タイトル画像:国民健康保険の免除

国民健康保険料の上限

 国民健康保険料の年間の限度額(最高額)は、法律(注1)により定められており、介護納付金の限度額が10万円、基礎賦課額の限度額が47万円、後期高齢者支援金の限度額が12万円となっており、合わせて69万円が限度となっています。なお、市町村によっては、限度額より低く設定しているところもありますが、財政が厳しい市町村が多いので、限度額いっぱいに設定している市町村が多くなっています。たとえば、高知県では全市町村が医療分、支援金、介護納付金とも限度額になっています(注2)
 ちなみに、基礎賦課額(医療分)の限度額は、平成19年、平成20年と続けて引き上げられています!
 比較的高い保険料となっている市町村、たとえば、大阪府の守口市では、4人世帯では、年収497万円(所得344万円)で、医療分上限の47万円に達します。守口市の国保では、1世帯ごとの平等割がなく、その分、1人当たりの均等割が高く40,800円となっており、世帯の人数が多いと、保険料は高くなりがちです。4人世帯では、均等割だけで、医療分保険料が約16万円にもなります。

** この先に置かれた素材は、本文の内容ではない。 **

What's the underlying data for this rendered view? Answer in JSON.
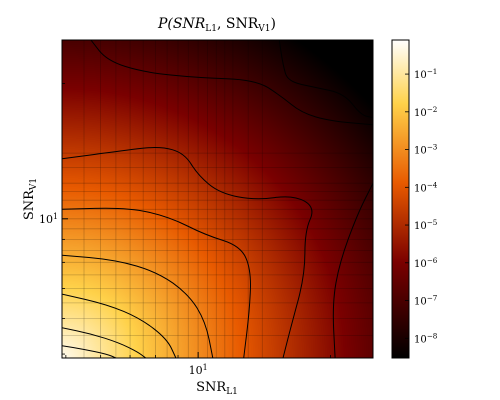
{
  "chart_data": {
    "type": "heatmap",
    "title": "P(SNR_L1, SNR_V1)",
    "title_parts": {
      "main": "P(SNR",
      "sub1": "L1",
      "sep": ", SNR",
      "sub2": "V1",
      "close": ")"
    },
    "xlabel": {
      "main": "SNR",
      "sub": "L1"
    },
    "ylabel": {
      "main": "SNR",
      "sub": "V1"
    },
    "x_scale": "log",
    "y_scale": "log",
    "xlim": [
      4.9,
      25
    ],
    "ylim": [
      4.9,
      25
    ],
    "x_ticks": [
      {
        "value": 10,
        "base": "10",
        "exp": "1"
      }
    ],
    "y_ticks": [
      {
        "value": 10,
        "base": "10",
        "exp": "1"
      }
    ],
    "grid": true,
    "grid_x": [
      5.5,
      6,
      6.5,
      7,
      7.5,
      8,
      8.5,
      9,
      9.5,
      10,
      10.5,
      11,
      11.5,
      12,
      13,
      14
    ],
    "grid_y": [
      5.5,
      6,
      6.5,
      7,
      7.5,
      8,
      8.5,
      9,
      9.5,
      10,
      10.5,
      11,
      11.5,
      12,
      13,
      14
    ],
    "colormap": "afmhot",
    "colorbar": {
      "scale": "log",
      "range": [
        3e-09,
        0.8
      ],
      "ticks": [
        {
          "value": 1e-08,
          "base": "10",
          "exp": "−8"
        },
        {
          "value": 1e-07,
          "base": "10",
          "exp": "−7"
        },
        {
          "value": 1e-06,
          "base": "10",
          "exp": "−6"
        },
        {
          "value": 1e-05,
          "base": "10",
          "exp": "−5"
        },
        {
          "value": 0.0001,
          "base": "10",
          "exp": "−4"
        },
        {
          "value": 0.001,
          "base": "10",
          "exp": "−3"
        },
        {
          "value": 0.01,
          "base": "10",
          "exp": "−2"
        },
        {
          "value": 0.1,
          "base": "10",
          "exp": "−1"
        }
      ]
    },
    "contours": [
      {
        "level": 0.1,
        "points": [
          [
            4.9,
            5.22
          ],
          [
            5.5,
            5.12
          ],
          [
            6.2,
            5.0
          ],
          [
            6.5,
            4.9
          ]
        ]
      },
      {
        "level": 0.01,
        "points": [
          [
            4.9,
            5.72
          ],
          [
            5.7,
            5.55
          ],
          [
            6.6,
            5.3
          ],
          [
            7.3,
            5.05
          ],
          [
            7.6,
            4.9
          ]
        ]
      },
      {
        "level": 0.001,
        "points": [
          [
            4.9,
            6.8
          ],
          [
            6.2,
            6.45
          ],
          [
            7.4,
            6.0
          ],
          [
            8.5,
            5.4
          ],
          [
            8.9,
            4.9
          ]
        ]
      },
      {
        "level": 0.0001,
        "points": [
          [
            4.9,
            8.3
          ],
          [
            6.5,
            8.1
          ],
          [
            8.1,
            7.6
          ],
          [
            9.5,
            6.8
          ],
          [
            10.4,
            5.9
          ],
          [
            10.8,
            4.9
          ]
        ]
      },
      {
        "level": 1e-05,
        "points": [
          [
            4.9,
            10.5
          ],
          [
            6.9,
            10.6
          ],
          [
            8.6,
            10.1
          ],
          [
            10.4,
            9.2
          ],
          [
            12.5,
            8.7
          ],
          [
            13.2,
            7.7
          ],
          [
            13.1,
            6.3
          ],
          [
            12.7,
            4.9
          ]
        ]
      },
      {
        "level": 1e-06,
        "points": [
          [
            4.9,
            13.6
          ],
          [
            6.8,
            14.2
          ],
          [
            8.2,
            14.5
          ],
          [
            9.3,
            14.0
          ],
          [
            10.0,
            12.5
          ],
          [
            11.2,
            11.4
          ],
          [
            13.5,
            11.0
          ],
          [
            16.5,
            11.3
          ],
          [
            18.5,
            10.6
          ],
          [
            17.5,
            9.4
          ],
          [
            17.5,
            7.5
          ],
          [
            16.3,
            5.8
          ],
          [
            15.6,
            4.9
          ]
        ]
      },
      {
        "level": 1e-07,
        "points": [
          [
            5.7,
            25
          ],
          [
            6.2,
            22.5
          ],
          [
            7.5,
            21.2
          ],
          [
            10,
            20.6
          ],
          [
            13.5,
            20.4
          ],
          [
            15.4,
            18.8
          ],
          [
            17.2,
            17.2
          ],
          [
            20,
            16.5
          ],
          [
            25,
            16.2
          ]
        ]
      },
      {
        "level": 1e-07,
        "points": [
          [
            25,
            12.0
          ],
          [
            23.0,
            10.2
          ],
          [
            21.0,
            8.0
          ],
          [
            20.2,
            6.5
          ],
          [
            20.5,
            4.9
          ]
        ]
      },
      {
        "level": 1e-08,
        "points": [
          [
            15.3,
            25
          ],
          [
            15.6,
            22.0
          ],
          [
            16.0,
            20.2
          ],
          [
            18.5,
            19.6
          ],
          [
            21.5,
            19.0
          ],
          [
            23.5,
            17.0
          ],
          [
            25,
            16.8
          ]
        ]
      }
    ]
  }
}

それに加えて、後期高齢者支援金の均等割10,800円もありますから、医療分と支援金を合わせた均等割は約21万円ですから、低所得世帯には重荷となっています(平成20年度)。

近年の限度額の引き上げ
平成21年 介護納付金 9万円→10万円
平成20年 基礎賦課額 56万円→47万円、後期高齢者支援金 12万円(新設)
平成19年 基礎賦課額 53万円→56万円
平成18年 介護納付金 8万円→9万円
平成15年 介護納付金 7万円→8万円
平成12年 介護納付金7万円(新設)
平成9年 基礎賦課額 52万円→53万円

注1)上限額の根拠
地方税法施行令
(国民健康保険税の基礎課税額等の限度)
第56条の88の2
法第703条の4第12項に規定する政令で定める金額は、47万円とする。
法第703条の4第21項に規定する政令で定める金額は、12万円とする。
法第703条の4第30項に規定する政令で定める金額は、10万円とする。